TATO proposed that the portion of money also ought to reduce VAT on tourism, more funds to a state-run marketing agency, Tanzania Tourists Board (TTB), to be able to promote the destination efficiently to keep the critical industry ticking over in the face of cutthroat competition among the peers.
“We jubilated upon our government’s announced package for the tourism industry, thinking that was a timely shot in the arm for the beleaguered industry, as it would accelerate recovery, but unfortunately this is not going to happen” reads the TATO statement.
TATO proposed that the funds should include working capital or loans with low interest rates in the hands of hard-hit tour operators and other stakeholders to restart business since the banks don’t offer them even overdraft credits.
“Offering a low interest rate and long-term working capital or loans for travel and tourism players will help them service existing obligations and invest in strategic areas crucial to revive the tourism industry faster than infrastructures would do,” TATO chief argued.
TATO Chairman Mr. Chambulo quoted the President Samia Suluhu Hassan saying the Ministry and tourism stakeholders would sit together and agree on the priority areas to put money to spur the industry back to life.
“What I recall, Madam President Samia Suluhu Hassan told us private sector while in New York, and I was there personally to sit with our ministry and discuss the expenditure of these funds, but to our shock, we only read on the newspapers how the money [was] allocated,” Mr. Chambulo noted.
Before the outbreak of the coronavirus, the Bank of Tanzania (BoT) data shows that tourism in 2019 attracted 1.5 million tourists earning the economy $2.6 billion for the first time, becoming the leading foreign currency earner.
In 2020, the latest World Bank report indicates, tourism fell by 72 percent, thanks to the ripple effects of COVID-19 pandemic, prompting the massive businesses closure and causing unprecedented layoffs.
“As we are talking now, thousands of staff are still at home, as we are struggling to revive the industry with empty hands. We have bank loans and interests are piling up. As if that is not enough, no bank is interested to issue credit to us anymore; virtually we are left to die,” he said.
“As TATO Chairman, I want to thank Madam President Hassan for securing a loan and allocating $39.2 million for tourism to revive the industry. We propose the Ministry to issue loans to credible businesses to be able to get back where we were before COVID-19; get back our people to work; maintain lodges, tented camps, vehicles; and support anti-poaching drives, while we are recovering slowly,” he explained.
“We will get back to business again, and this IMF loan must be paid back whether by us or by our children and grandchildren. [The] loan has to be injected into business to generate profits, create employment, and pay taxes,” Mr. Chambulo noted.
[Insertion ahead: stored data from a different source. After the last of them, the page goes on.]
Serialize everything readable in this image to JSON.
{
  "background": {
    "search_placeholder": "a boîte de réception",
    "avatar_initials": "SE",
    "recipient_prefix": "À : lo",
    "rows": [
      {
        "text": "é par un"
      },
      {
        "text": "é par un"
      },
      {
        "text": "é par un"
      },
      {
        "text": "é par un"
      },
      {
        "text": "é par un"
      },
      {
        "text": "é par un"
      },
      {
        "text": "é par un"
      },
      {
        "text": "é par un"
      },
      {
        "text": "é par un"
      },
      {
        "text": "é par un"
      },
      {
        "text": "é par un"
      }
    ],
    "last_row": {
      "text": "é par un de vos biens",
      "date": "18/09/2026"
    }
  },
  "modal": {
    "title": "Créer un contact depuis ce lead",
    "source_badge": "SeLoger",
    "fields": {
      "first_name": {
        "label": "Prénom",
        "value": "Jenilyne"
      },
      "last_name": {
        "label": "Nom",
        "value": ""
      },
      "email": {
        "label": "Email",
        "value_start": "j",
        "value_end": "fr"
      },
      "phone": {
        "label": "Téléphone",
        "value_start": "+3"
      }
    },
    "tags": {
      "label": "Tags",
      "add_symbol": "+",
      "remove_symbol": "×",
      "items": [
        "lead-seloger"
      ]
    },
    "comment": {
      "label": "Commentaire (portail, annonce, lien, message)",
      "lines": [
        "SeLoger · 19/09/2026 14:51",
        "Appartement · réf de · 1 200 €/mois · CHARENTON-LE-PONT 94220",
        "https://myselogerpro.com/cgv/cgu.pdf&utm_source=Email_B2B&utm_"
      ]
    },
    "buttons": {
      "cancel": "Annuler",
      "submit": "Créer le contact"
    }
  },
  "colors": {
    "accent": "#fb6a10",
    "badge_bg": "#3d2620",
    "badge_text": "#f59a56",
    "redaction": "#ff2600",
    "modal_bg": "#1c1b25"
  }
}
As the tourism sector transitions gradually into recovery mode with the rest of the world, the Latest World Bank’s report urges authorities to look toward its future resilience by addressing long running challenges that could help position Tanzania on a higher and more inclusive growth trajectory.
Areas of focus include destination planning and management, product and market diversification, more inclusive local value chains, an improved business and investment climate, and new business models for investment that are built on partnership and shared value creation.
Tourism offers Tanzania the long-term potential to create good jobs, generate foreign exchange earnings, provide revenue to support the conservation and maintenance of natural and cultural heritage, and expand the tax base to finance development expenditures and poverty-reduction efforts.
The latest World Bank Tanzania Economic Update, Transforming Tourism: Toward a Sustainable, Resilient, and Inclusive Sector, highlights tourism as central to the country’s economy, livelihoods, and poverty reduction, particularly for women who make up 72 percent of all workers in the tourism sub-sector.